Not quite Alexa, but close! There's also password-protected robots:

you are certainly quite beside yourself; don't you see it is an automaton? nothing can stop it but the proper check-string, and that is in that little guard house, round which you see the soldiers lying [...] the automaton sentinel had again resumed his measured, beaten track.

I'd read an excerpt of "The Mummy!" in a book about robo-judges - that's what led me to seek it out. Here's Loudon describing such a thing:

An automaton judge sat with great dignity upon a magnificent throne, looking, though a little heavy, quite as wise and sagacious as judges are wont to look.
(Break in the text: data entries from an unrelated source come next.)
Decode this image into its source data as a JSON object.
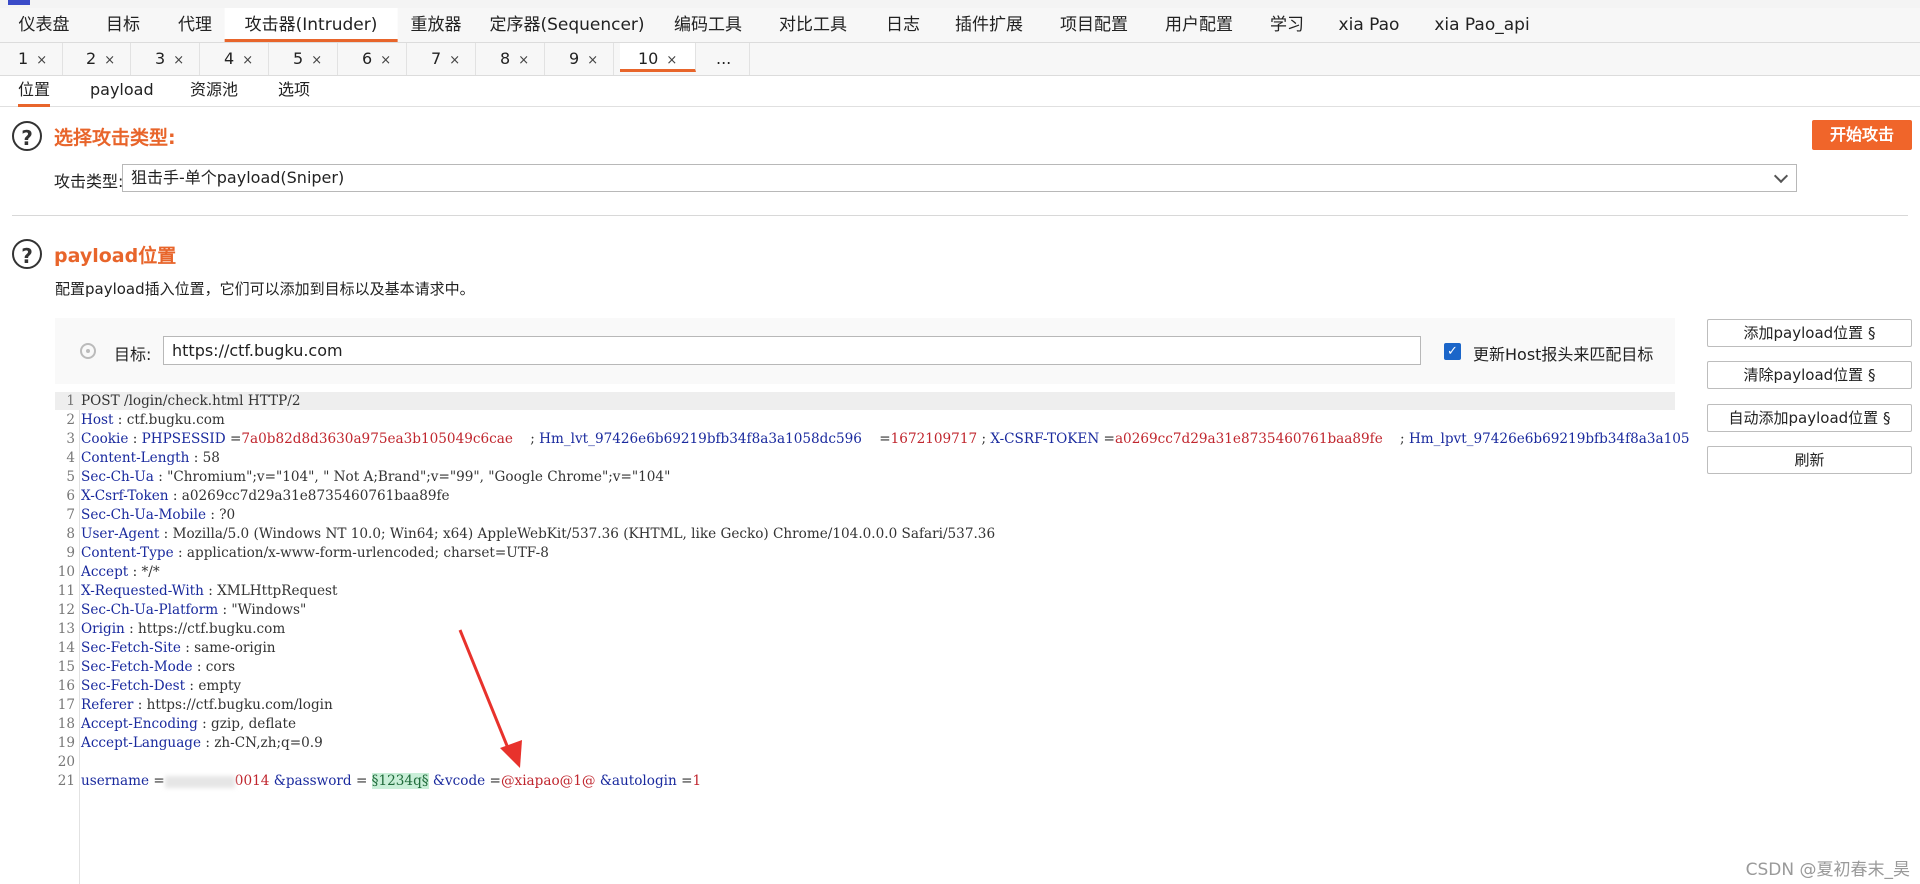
{
  "menu": [
    "仪表盘",
    "目标",
    "代理",
    "攻击器(Intruder)",
    "重放器",
    "定序器(Sequencer)",
    "编码工具",
    "对比工具",
    "日志",
    "插件扩展",
    "项目配置",
    "用户配置",
    "学习",
    "xia Pao",
    "xia Pao_api"
  ],
  "tabs": [
    "1",
    "2",
    "3",
    "4",
    "5",
    "6",
    "7",
    "8",
    "9",
    "10",
    "..."
  ],
  "tab_close": "×",
  "subtabs": [
    "位置",
    "payload",
    "资源池",
    "选项"
  ],
  "attack_section": {
    "title": "选择攻击类型:",
    "start_button": "开始攻击",
    "type_label": "攻击类型:",
    "type_value": "狙击手-单个payload(Sniper)"
  },
  "positions_section": {
    "title": "payload位置",
    "description": "配置payload插入位置，它们可以添加到目标以及基本请求中。",
    "target_label": "目标:",
    "target_value": "https://ctf.bugku.com",
    "update_host_label": "更新Host报头来匹配目标",
    "update_host_checked": true,
    "buttons": {
      "add": "添加payload位置 §",
      "clear": "清除payload位置 §",
      "auto": "自动添加payload位置 §",
      "refresh": "刷新"
    }
  },
  "request": {
    "l1": "POST  /login/check.html   HTTP/2",
    "l2k": "Host",
    "l2v": " : ctf.bugku.com",
    "l3k": "Cookie",
    "c1k": " PHPSESSID ",
    "c1v": "7a0b82d8d3630a975ea3b105049c6cae",
    "c2k": "Hm_lvt_97426e6b69219bfb34f8a3a1058dc596",
    "c2v": "1672109717",
    "c3k": "X-CSRF-TOKEN",
    "c3v": "a0269cc7d29a31e8735460761baa89fe",
    "c4k": "Hm_lpvt_97426e6b69219bfb34f8a3a105",
    "l4k": "Content-Length",
    "l4v": " : 58",
    "l5k": "Sec-Ch-Ua",
    "l5v": " : \"Chromium\";v=\"104\",   \" Not A;Brand\";v=\"99\",   \"Google  Chrome\";v=\"104\"",
    "l6k": "X-Csrf-Token",
    "l6v": " : a0269cc7d29a31e8735460761baa89fe",
    "l7k": "Sec-Ch-Ua-Mobile",
    "l7v": " : ?0",
    "l8k": "User-Agent",
    "l8v": " : Mozilla/5.0  (Windows  NT 10.0;  Win64;  x64) AppleWebKit/537.36   (KHTML,  like  Gecko)  Chrome/104.0.0.0   Safari/537.36",
    "l9k": "Content-Type",
    "l9v": " : application/x-www-form-urlencoded;    charset=UTF-8",
    "l10k": "Accept",
    "l10v": " : */*",
    "l11k": "X-Requested-With",
    "l11v": " : XMLHttpRequest",
    "l12k": "Sec-Ch-Ua-Platform",
    "l12v": " : \"Windows\"",
    "l13k": "Origin",
    "l13v": " : https://ctf.bugku.com",
    "l14k": "Sec-Fetch-Site",
    "l14v": " : same-origin",
    "l15k": "Sec-Fetch-Mode",
    "l15v": " : cors",
    "l16k": "Sec-Fetch-Dest",
    "l16v": " : empty",
    "l17k": "Referer",
    "l17v": " : https://ctf.bugku.com/login",
    "l18k": "Accept-Encoding",
    "l18v": " : gzip,  deflate",
    "l19k": "Accept-Language",
    "l19v": " : zh-CN,zh;q=0.9",
    "p1k": "username",
    "p1v": "0014",
    "p2k": "&password",
    "p2v": "§1234q§",
    "p3k": "&vcode",
    "p3v": "@xiapao@1@",
    "p4k": "&autologin",
    "p4v": "1"
  },
  "watermark": "CSDN @夏初春末_昊",
  "colors": {
    "accent": "#e8652b",
    "header_key": "#1a2a9e",
    "value_red": "#c0262e",
    "marker_bg": "#c9efd8",
    "arrow": "#e8322c"
  },
  "icons": [
    "help-icon",
    "crosshair-icon",
    "checkbox-icon",
    "chevron-down-icon",
    "arrow-annotation"
  ]
}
A real jury (that is, a jury of flesh and blood,) was ranged upon one side of him, and some automaton counsel sate in front, their briefs lying upon the table before them, and having behind each a clerk ready to wind him up when he should be wanted to speak; it being found that the profession of the law gives such an amazing volubility of words, that it was dangerous to wind up the counsel too soon, lest they should go off in the wrong place, and so disturb the silence of the court. In different parts of these counsel were holes, into which briefs being put they were gradually ground to pieces as the counsel were being wound up, till they came forth in words at the mouth: whilst the language in which the counsel pleaded, depended entirely upon the hole into which the brief was put, there being a different one for every possible tongue. [...] Lord Maysworth watched the moment; but being afraid to trust his beloved brief into any hands but his own, unfortunately in his agitation, he popt it into the wrong hole, and when the counsel began to speak, he burst forth in French! Words are wanting to express Lord Maysworth's unutterable consternation at this unfortunate accident. "Stop! stop!" cried he, "Hush! hush! Can nobody stop him?" but the inexorable counsel would not stop:—for once wound up, and properly set in motion, not all the powers of Heaven and earth combined could stop him till he had fairly run down. "What shall I do?" cried Lord Maysworth, in an agony of despair; "for, if the judge and jury don't understand French, my fine oration will be utterly lost." "Oh, if that be all," said the clerk, "your lordship need not distress yourself, for as soon as I found what was going on, I ran up to the judge and pulled out his lordship's French stop!"

Isn't that a lovely piece of satire on the perils of relying on technology?

So, is this a good book? No. Not really. But it is an important book. Not just a delightful curio, it is unashamedly feminist future-gazing.

You can read "The Mummy!" for free at Project Gutenberg


  1. Blood lay in pools upon the ground; and clotted gore, mingled horribly with remnants of human bones and brains, hung to the still standing bushes, disfiguring the fair face of nature.